There’s a part of most websites that rarely gets any attention, yet plays a critical role in how the internet quietly functions: /.well-known/.
Defined in RFC 8615, the /.well-known/ directory is a standardised location for metadata about a site. It’s designed so that both humans and machines know exactly where to look for important information, without guesswork. Think of it as the “front desk” of your website. Not flashy, not interactive, but if it’s missing, everything becomes unnecessarily difficult.
Common examples include:
/.well-known/security.txt– how to report security issues/.well-known/change-password– where users can update credentials/.well-known/openid-configuration– identity provider metadata
The key idea is consistency. No hunting, no guessing URLs, no emailing info@, admin@, and hoping one lands. Just a known path that answers the question: “Where do I go for this?” And when it comes to security, that question matters more than most.

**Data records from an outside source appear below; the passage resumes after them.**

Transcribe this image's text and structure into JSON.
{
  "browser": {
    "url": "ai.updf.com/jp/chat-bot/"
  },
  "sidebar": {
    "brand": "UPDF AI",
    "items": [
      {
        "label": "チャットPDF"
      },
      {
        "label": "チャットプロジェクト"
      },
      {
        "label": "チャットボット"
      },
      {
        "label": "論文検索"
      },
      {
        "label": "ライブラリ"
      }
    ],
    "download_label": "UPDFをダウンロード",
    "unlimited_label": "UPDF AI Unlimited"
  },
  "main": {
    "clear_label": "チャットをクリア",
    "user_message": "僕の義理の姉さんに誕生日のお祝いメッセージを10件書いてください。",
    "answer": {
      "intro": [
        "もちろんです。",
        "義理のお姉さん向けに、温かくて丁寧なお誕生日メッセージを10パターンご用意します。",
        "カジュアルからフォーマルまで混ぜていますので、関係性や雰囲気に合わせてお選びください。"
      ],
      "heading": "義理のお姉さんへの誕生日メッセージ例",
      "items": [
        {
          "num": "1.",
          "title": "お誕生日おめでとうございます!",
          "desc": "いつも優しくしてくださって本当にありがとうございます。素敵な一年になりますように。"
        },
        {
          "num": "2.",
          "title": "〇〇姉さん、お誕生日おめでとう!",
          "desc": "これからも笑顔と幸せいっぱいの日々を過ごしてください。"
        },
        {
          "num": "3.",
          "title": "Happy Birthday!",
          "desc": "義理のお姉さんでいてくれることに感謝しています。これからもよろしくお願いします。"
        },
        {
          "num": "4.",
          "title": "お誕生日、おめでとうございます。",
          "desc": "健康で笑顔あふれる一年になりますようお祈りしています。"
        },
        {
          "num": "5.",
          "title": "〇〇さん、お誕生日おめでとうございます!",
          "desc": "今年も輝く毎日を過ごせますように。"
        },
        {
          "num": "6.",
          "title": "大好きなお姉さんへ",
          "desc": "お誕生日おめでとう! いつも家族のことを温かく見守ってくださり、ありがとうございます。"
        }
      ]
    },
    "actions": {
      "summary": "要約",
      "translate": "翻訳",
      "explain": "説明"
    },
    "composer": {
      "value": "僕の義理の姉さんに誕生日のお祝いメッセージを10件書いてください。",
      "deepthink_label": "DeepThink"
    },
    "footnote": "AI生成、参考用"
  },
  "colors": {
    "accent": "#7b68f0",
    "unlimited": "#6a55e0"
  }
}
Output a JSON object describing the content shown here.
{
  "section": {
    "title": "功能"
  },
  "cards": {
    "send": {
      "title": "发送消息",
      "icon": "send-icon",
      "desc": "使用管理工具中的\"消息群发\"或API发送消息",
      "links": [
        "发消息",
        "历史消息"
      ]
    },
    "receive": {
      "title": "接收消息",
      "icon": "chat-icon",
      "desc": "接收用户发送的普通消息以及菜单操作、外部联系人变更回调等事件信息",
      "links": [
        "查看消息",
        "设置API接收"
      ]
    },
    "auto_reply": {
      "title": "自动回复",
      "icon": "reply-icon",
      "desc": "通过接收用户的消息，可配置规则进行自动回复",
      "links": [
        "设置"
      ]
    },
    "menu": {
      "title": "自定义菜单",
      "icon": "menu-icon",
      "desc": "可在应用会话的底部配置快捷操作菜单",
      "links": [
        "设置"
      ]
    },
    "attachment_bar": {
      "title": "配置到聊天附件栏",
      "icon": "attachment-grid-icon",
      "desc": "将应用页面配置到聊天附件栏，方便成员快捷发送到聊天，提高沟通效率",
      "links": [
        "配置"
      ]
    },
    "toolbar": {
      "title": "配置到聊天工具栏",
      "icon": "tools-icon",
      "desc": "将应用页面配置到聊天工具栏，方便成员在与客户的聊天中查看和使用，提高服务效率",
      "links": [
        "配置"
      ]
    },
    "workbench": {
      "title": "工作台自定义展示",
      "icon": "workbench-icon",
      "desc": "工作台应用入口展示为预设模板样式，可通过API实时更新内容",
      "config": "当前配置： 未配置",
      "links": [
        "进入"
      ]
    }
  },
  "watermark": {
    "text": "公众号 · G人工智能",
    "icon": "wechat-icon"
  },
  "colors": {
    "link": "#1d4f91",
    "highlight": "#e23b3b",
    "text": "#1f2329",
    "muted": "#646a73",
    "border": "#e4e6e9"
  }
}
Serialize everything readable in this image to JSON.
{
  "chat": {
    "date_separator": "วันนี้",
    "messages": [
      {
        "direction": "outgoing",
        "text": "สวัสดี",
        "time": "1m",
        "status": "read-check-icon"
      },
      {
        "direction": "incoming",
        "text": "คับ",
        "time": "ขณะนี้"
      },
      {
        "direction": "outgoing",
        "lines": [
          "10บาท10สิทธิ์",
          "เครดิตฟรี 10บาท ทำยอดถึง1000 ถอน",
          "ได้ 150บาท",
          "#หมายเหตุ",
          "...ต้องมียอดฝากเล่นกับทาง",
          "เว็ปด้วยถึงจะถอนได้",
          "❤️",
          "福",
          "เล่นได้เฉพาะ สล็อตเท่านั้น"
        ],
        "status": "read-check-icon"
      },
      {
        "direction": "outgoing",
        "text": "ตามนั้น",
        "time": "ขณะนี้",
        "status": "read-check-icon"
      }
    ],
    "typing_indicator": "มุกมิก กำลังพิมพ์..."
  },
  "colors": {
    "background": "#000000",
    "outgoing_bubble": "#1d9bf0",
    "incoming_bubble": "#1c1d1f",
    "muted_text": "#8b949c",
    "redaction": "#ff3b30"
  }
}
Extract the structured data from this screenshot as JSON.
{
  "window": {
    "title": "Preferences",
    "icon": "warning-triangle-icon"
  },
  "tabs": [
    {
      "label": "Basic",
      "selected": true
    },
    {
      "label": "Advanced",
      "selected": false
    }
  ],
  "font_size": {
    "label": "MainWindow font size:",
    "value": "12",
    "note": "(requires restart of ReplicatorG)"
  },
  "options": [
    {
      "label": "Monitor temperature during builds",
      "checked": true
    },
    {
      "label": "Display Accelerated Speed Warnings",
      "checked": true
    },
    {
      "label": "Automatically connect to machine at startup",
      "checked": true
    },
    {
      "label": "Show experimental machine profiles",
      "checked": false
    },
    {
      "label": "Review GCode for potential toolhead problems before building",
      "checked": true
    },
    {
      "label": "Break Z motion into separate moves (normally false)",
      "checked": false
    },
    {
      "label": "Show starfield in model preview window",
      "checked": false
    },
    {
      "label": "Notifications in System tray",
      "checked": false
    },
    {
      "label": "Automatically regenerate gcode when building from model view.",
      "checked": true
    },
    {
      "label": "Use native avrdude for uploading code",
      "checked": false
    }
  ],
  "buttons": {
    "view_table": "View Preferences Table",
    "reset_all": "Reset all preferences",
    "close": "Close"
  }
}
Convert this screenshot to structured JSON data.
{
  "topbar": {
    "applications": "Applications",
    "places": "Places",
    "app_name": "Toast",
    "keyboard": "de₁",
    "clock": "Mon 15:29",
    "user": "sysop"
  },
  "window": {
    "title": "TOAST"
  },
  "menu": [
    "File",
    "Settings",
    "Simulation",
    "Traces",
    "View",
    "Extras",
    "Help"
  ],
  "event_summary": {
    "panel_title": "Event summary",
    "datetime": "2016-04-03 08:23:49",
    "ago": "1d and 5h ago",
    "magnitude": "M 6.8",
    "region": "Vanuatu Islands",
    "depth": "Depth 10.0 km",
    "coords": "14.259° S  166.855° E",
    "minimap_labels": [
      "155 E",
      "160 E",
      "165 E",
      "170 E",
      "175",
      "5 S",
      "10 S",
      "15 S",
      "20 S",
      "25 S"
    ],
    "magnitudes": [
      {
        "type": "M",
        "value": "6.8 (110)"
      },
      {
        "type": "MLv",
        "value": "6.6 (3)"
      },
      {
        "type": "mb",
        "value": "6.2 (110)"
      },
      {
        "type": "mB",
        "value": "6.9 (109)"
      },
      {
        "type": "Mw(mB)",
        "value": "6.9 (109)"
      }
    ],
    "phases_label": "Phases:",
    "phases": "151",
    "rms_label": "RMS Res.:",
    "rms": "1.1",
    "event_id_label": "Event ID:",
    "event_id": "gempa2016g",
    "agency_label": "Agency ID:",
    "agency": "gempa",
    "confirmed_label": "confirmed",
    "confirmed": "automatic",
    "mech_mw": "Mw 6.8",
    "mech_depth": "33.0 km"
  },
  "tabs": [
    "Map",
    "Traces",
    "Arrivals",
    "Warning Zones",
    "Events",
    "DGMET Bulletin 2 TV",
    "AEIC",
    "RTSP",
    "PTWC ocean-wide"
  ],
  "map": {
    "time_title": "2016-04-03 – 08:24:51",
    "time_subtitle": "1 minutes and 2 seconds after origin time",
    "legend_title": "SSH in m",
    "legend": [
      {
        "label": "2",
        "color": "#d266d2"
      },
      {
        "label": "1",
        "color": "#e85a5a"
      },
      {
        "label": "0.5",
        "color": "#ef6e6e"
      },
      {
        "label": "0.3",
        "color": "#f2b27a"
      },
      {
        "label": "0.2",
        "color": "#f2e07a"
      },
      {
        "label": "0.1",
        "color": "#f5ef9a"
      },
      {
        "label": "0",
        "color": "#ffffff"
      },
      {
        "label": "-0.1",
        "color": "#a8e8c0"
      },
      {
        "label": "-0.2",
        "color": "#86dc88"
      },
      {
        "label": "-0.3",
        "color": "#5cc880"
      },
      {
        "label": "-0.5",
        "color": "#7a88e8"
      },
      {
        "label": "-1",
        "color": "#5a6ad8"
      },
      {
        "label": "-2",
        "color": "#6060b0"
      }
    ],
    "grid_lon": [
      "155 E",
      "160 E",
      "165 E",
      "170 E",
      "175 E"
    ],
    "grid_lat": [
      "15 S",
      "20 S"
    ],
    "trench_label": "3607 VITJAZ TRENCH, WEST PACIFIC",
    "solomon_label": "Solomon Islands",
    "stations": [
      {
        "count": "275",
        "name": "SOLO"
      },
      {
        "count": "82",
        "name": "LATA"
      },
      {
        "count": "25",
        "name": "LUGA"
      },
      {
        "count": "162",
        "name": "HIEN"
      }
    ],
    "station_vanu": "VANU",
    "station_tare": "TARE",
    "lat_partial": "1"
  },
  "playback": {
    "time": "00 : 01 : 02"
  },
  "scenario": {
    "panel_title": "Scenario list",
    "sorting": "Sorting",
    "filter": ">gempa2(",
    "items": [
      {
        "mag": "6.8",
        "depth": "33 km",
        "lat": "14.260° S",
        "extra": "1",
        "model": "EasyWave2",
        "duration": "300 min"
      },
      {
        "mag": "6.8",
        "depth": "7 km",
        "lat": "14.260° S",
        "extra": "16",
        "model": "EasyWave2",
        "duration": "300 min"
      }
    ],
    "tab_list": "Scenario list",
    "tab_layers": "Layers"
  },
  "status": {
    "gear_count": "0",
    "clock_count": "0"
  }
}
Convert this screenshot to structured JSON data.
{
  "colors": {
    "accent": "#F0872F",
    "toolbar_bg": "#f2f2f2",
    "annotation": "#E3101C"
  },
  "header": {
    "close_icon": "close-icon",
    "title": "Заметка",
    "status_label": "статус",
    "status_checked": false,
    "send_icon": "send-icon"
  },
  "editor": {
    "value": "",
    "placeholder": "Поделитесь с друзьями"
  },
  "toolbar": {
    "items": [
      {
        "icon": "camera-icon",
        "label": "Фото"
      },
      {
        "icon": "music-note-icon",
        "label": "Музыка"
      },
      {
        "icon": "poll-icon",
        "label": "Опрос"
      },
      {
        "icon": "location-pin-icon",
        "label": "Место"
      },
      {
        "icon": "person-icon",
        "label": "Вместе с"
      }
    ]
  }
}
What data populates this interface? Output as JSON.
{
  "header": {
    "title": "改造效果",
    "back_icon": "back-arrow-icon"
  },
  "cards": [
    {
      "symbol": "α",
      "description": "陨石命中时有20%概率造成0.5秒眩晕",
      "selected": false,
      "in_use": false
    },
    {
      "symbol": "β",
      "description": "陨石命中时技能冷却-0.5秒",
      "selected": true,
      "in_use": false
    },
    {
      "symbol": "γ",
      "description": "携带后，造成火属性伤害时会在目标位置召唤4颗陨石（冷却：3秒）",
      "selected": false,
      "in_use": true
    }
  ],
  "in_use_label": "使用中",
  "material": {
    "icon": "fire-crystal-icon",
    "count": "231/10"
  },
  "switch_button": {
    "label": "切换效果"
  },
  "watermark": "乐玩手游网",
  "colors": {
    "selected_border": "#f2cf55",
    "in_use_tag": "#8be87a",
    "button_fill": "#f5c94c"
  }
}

Reporting vulnerabilities shouldn’t feel like a heist movie #
Imagine you’ve discovered a vulnerability in a website. If you’re an ethical hacker, you want to do the right thing. Report it responsibly. Help fix the issue.
If you’re not… well, you’ve got options and the uncomfortable truth is that reporting vulnerabilities is often harder than exploiting them. Computers are on 24/7. “We’re experiencing a larger call volume that typical, wait times may be elongated”. We’ve all experienced this…
- No clear contact details
- Generic inboxes with no response
- Legal ambiguity (“will I get in trouble for this?”)
- No acknowledgement or feedback
It can feel less like responsible disclosure and more like trying to get a message to someone in a locked-down corporate bunker. Somewhere between Mission: Impossible and shouting into the void. This friction creates a big problem:
- Ethical researchers may give up
- Findings may go unreported
- Or worse, vulnerabilities get disclosed publicly or sold
None of these outcomes are ideal. If you make it hard to report issues, you’re not reducing risk. You’re just redirecting it.
This is where security.txt comes in and defined in RFC 9116. It provides a simple, standard way for organisations to publish security contact and policy information. It lives at:
https://example.com/.well-known/security.txt
No guesswork. No detective work. Just a clear, structured file! Imagine that!!!!
Core fields #
A typical security.txt file includes:
Contact
How to report a vulnerability. This can be an email address, a web form, or even a bug bounty platform.
Contact: mailto:security@example.com
Expires
A timestamp indicating how long the file is valid. This prevents stale or abandoned contact details lingering forever.
Expires: 2026-12-31T23:59:59Z
Policy
A link to your vulnerability disclosure policy. This sets expectations for both parties.
Policy: https://example.com/security-policy
Acknowledgments (optional)
A hall of fame for researchers who report issues responsibly.
Encryption (optional)
A public key for secure communication, if sensitive details are being shared.
Why it matters #
It lowers the barrier to doing the right thing. Instead of forcing researchers to improvise, it provides:
- A clear reporting path
- Defined expectations
- A signal that security is taken seriously
It’s not a silver bullet. It won’t stop vulnerabilities. But it improves how they are handled, and that’s often where the real difference is made.
To borrow from The Matrix: you can take the red pill and see how deep the rabbit hole goes, or you can at least leave a note telling people where the entrance is.
My implementation #
In the spirit of practicing what I preach, I’ve implemented a security.txt file for this site.
You can find it here: https://techielab.org/.well-known/security.txt
It’s intentionally simple (much like the author). Do your future self a favour and generate one for your site.